Electron distribution tuning of fluorine-doped carbon for ammonia electrosynthesis

Abstract

The electrochemical N₂ reduction reaction (N₂RR), as a key reaction to realize the electrosynthesis of ammonia under ambient conditions, is significantly inhibited by the low efficiency of electrocatalysts. In this study, we report the improvement of the N₂RR efficiency using a nonmetal, fluorine-doped carbon. The fluorine doping enables the tuning of the electron distribution of carbon, which provides positively charged carbon sites that are prone to adsorb N₂ than H⁺ under acidic aqueous conditions. Density-functional theory calculations indicate that the N₂ molecule is adsorbed on the two contrapuntal carbon atoms in the form of a side-on pattern, and the pathway of N₂ turning to NH₃ has the lowest energy barrier.
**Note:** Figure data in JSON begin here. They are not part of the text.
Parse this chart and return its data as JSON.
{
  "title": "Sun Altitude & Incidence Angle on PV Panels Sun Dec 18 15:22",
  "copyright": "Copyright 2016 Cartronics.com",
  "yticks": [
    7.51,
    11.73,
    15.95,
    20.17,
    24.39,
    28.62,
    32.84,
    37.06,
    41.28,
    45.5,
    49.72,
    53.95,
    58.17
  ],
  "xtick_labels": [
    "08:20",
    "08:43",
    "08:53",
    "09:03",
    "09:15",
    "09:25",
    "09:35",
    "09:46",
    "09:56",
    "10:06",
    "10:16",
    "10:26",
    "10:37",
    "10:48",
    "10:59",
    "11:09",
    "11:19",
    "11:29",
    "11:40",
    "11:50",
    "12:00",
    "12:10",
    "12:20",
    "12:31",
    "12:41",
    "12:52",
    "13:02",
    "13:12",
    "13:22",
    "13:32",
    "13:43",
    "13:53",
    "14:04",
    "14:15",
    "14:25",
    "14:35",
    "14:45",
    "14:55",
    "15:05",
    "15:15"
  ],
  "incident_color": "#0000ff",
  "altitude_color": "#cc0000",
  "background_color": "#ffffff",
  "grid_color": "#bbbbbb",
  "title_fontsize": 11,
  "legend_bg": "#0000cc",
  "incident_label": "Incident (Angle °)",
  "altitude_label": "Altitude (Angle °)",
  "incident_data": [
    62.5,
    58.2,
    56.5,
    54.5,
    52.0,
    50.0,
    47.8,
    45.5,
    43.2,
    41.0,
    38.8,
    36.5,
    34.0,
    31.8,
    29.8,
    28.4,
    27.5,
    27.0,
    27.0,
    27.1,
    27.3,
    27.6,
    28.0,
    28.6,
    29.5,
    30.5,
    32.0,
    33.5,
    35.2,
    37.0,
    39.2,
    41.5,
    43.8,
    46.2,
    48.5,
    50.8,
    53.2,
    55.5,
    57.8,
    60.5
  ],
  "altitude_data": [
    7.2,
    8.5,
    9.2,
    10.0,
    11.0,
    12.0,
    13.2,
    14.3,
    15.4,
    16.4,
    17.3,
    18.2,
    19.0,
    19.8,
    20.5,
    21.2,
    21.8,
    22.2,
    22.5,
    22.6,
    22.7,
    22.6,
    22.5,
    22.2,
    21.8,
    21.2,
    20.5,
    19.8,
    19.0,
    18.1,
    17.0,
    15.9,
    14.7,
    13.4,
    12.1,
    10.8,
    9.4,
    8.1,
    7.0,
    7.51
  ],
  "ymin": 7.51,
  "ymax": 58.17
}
The fluorine-doped carbon exhibits better N₂RR performance than the undoped carbon, with a peak ammonia production rate (6.9 μg h⁻¹ cm⁻²) and a corresponding high faradaic efficiency (12.1%) at −0.55 V versus the reversible hydrogen electrode (RHE). Our work shows the attractive features of developing doped carbon materials as nonmetal N₂RR electrocatalysts.